Ethics

When I began to publish my writing online a year ago, I had no idea whether I would make it a habit or whether people would read anything I wrote. I hoped they would, but I had very little idea however all of this works. Blogging challenges were a mystery to me. My knowledge about how the whole community of personal bloggers from various platforms coalesces within social media circles was scant. The more I wrote and the more consistently I shared, the more learned about the unwritten expectations I would begin to place on myself. I also saw the constraints other people operated under, by choice, and how they differed from mine. Instinctively, I understood that being true to myself was the most important rule to follow. The other unwritten rules of blogging are just things I intuited along the way.

To my delight, I learned that writing my own version of someone else's idea is totally fine, as long as I give them a shout-out for the inspiration. Having someone do the reverse for me is high praise. Any time I've written something and then been able to read someone else's experiences in the same set of circumstances, it's been enjoyable. I end up feeling a particular closeness to the writer. I like it best when there are other significant differences in our lives, so I can see that my feelings of being unique aren't particularly valid. People tend to be more alike than they are different, in my experience. I wrote a post on what it was like to attend 13 schools over a 12-year period, only to read accounts from an English-Canadian woman a couple of years older than me who had done something similar. I also discovered a fellow who lives a continent away who is similar to me in many other ways besides our schooling history. Taking inspiration from others writing is a way of relating in a more deep and connected way than social media could ever offer.

Another ethical issue I and others have to deal with is the prevalence of AI writing tools and easily accessible they are. Things like grammar and spell checkers have been around for decades, but tools that can create an entire post from a mere prompt are new. I don't see myself letting some company's plagiarism machine create something that I would stick my name to.
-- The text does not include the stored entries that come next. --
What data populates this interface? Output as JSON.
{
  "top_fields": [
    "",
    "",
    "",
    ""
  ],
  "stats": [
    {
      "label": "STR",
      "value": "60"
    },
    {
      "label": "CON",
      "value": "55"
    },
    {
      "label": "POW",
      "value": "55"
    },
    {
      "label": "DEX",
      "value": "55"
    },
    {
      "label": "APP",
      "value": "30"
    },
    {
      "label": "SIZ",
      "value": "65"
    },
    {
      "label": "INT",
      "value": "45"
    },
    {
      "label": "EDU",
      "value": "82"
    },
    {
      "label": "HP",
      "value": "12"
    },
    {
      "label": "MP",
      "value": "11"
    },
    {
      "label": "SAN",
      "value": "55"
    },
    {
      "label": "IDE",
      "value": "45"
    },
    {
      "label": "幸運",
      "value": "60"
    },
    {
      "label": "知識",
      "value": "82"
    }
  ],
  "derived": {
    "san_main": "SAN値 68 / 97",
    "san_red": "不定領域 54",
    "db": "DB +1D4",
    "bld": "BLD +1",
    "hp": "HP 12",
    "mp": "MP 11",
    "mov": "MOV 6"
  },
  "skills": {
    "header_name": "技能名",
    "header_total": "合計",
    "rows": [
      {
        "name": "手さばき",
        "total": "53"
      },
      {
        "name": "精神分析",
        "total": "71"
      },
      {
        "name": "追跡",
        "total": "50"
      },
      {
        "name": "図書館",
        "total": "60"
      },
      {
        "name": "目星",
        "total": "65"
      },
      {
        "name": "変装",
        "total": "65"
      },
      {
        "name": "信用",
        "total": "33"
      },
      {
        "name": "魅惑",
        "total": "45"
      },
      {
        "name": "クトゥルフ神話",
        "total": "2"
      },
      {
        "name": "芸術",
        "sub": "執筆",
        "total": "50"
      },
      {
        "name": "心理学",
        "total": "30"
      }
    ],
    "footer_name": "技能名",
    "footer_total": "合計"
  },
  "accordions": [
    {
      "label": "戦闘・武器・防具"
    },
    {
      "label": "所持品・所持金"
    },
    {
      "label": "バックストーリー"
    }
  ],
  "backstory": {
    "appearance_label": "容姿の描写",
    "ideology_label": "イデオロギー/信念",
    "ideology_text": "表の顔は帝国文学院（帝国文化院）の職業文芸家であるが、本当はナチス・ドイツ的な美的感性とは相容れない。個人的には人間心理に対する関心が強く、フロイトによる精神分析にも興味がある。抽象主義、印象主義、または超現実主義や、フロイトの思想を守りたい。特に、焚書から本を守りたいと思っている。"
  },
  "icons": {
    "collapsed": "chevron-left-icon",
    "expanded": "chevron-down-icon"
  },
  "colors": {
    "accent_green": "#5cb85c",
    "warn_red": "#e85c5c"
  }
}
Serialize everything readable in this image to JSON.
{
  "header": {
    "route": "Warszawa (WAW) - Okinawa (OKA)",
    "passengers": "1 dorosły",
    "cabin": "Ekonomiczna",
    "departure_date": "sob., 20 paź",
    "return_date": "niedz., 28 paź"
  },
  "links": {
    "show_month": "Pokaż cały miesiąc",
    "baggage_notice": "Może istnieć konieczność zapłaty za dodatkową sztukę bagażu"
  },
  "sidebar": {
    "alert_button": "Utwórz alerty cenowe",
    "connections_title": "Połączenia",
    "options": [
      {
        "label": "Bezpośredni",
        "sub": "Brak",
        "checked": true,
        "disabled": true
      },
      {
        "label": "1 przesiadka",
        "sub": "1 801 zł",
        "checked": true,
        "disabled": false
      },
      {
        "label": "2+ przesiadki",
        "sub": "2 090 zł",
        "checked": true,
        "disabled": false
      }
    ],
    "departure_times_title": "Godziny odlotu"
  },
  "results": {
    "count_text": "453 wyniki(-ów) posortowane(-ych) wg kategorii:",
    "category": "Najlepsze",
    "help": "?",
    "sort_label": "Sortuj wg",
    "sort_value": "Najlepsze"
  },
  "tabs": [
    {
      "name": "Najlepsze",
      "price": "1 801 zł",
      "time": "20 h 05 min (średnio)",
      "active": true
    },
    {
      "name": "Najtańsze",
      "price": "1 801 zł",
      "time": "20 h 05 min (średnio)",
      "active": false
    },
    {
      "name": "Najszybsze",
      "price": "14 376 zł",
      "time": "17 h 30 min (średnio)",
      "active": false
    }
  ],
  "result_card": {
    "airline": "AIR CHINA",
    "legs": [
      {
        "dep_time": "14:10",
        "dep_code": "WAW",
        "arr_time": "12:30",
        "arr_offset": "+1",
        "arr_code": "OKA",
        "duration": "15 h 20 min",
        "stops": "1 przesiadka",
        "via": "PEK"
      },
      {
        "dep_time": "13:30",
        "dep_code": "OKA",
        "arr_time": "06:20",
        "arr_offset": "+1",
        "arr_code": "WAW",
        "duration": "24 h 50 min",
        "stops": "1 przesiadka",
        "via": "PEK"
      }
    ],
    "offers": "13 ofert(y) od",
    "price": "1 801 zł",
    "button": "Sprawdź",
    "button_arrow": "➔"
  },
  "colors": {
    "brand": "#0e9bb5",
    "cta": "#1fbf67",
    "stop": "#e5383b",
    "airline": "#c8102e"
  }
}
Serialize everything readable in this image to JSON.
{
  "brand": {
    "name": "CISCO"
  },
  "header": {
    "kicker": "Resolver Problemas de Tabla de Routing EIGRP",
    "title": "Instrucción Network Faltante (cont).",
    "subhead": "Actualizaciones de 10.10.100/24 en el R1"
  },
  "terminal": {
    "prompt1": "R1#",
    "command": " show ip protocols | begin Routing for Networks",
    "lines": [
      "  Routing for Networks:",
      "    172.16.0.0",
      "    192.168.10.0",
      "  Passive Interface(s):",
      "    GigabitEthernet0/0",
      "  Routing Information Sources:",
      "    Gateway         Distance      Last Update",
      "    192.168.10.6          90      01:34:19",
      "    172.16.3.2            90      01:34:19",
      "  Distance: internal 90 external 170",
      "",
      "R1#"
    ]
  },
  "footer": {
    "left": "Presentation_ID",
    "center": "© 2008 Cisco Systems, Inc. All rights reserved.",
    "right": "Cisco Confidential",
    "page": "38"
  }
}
I don't have a problem having my spelling, grammar and punctuation checked by a computer because I'm used to that. Using a service that significantly changes my words, the tone and the structure just seems dishonest. There is a place for that in business, that being a cold and heartless environment. Blogging should have a soul. It should have a heart, and it should have an ethical code that the text you put under your byline is real and created by a human.

On the honesty scale, I'd say I come in around 90% to 95% honest. Sometimes one has to stretch the truth a bit to protect the innocent or make a story worth telling. My style of writing is autobiographical. There are times when I just can't remember the exact order of events, where I was living or who I was married to (just kidding). I do the best I can. I aim to be entertaining and interesting, not to please a professional fact-checker. Of course, there are some things about which I always try to be scrupulously honest. When I write about sobriety and recovery, you can take it to the bank. If I convey a particularly funny story about something that happened while I was in the army, there may be a detail or two where I take a literary license. Most of military life is dull and boring, so if something sounds interesting, it's probably just in the way I'm writing it.

I also tend to stick to just the facts when I write tech related posts. I want nothing more than to help someone find a real solution to a software issue. I'd feel horrible if I misled them about an app's suitability for a task, or if I wasn't diligent about pointing out a show stopping flaw. To the regular people in the world, a detailed explanation of menus, buttons, submenus and other user interface trivia is pure textual sleeping pills. For my fellow nerds and software geeks, it's vital information.

At some point, my goal is to have more time to write more polished and detailed work, to spend more time fine-tuning what I put out there for folks to read. I want to work through more than one draft, like what I envision a real writer does, Meanwhile, I will continue to be a happy hack making stuff that's good enough to share even if it won't win any rewards.